The Obama Administration has long recognized the importance and power of Open Data. As President Obama said recently, Open Data “is going to help launch more start-ups. It’s going to help launch more businesses. . . . It’s going to help more entrepreneurs come up with products and services that we haven’t even imagined yet.”
On May 9. the Obama Administration issued an Executive Order and Open Data Policy that will revolutionize how we access and use Open Data from the federal government. The Open Data Policy will require federal agencies to:
- Use open licenses – that is, make data public in a way that “there are no restrictions on copying, publishing, distributing, transmitting, adapting, or otherwise using the information for non-commercial or commercial purposes.”
- Use standard kinds of metadata – “data about data” – to tell users where each dataset comes from, when it was collected, what its quality is, and other essential facts.
- Support interoperability (making it possible to analyze one dataset together with another) and information accessibility (making the data usable in the first place).
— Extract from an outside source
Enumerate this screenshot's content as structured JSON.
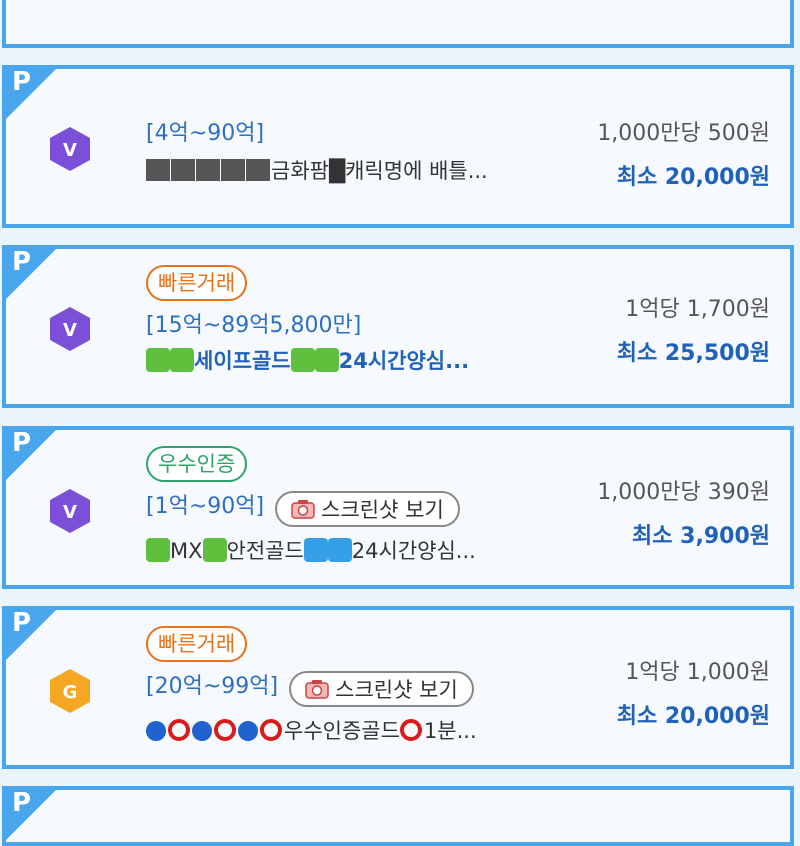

- Over time, build an inventory of all the agency’s datasets and publish a list of all the ones that are or could be open to the public.
- Protect privacy and confidentiality, and keep data secure.
In addition, the policy sets out seven key criteria for Open Data. They echo some of the principles developed at a meeting in 2007 assembled by Tim O’Reilly, Carl Malamud and others and funded by the Sunlight Foundation. O’Reilly and Malamud were among the many advocates who praised the new Policy. Malamud called it “the most significant advance in information policies by the federal government since the passage of the Freedom of Information Act” almost fifty years ago; O’Reilly tweeted that building Open Data in this century is like building the federal highway system in the last one.
A week after the announcement I talked with Nick Sinai, U.S. Deputy Chief Technology Officer at the White House Office of Science and Technology Policy. As part of the team that developed the Open Data Policy, he was pleased with the way it was received and shared his perspective. Here’s our conversation:
Gurin: The announcement of the Open Data Policy and the Executive Order last week were really historic. Tell me what some of the early reaction has been and what you all see as some of the implications.
Sinai: Thank you. It really was a big day for open data, with some landmark steps that the President and the Administration took to make data more available and more accessible to the general public, to researchers, to innovators and to entrepreneurs. The response across the innovation community as well as open government and leaders within government has been very positive. We certainly got some great response from folks who have been a bit critical of the Administration when it comes to open government and open data, so it’s great to see their enthusiasm about the policies. The innovation community has embraced our steps as well.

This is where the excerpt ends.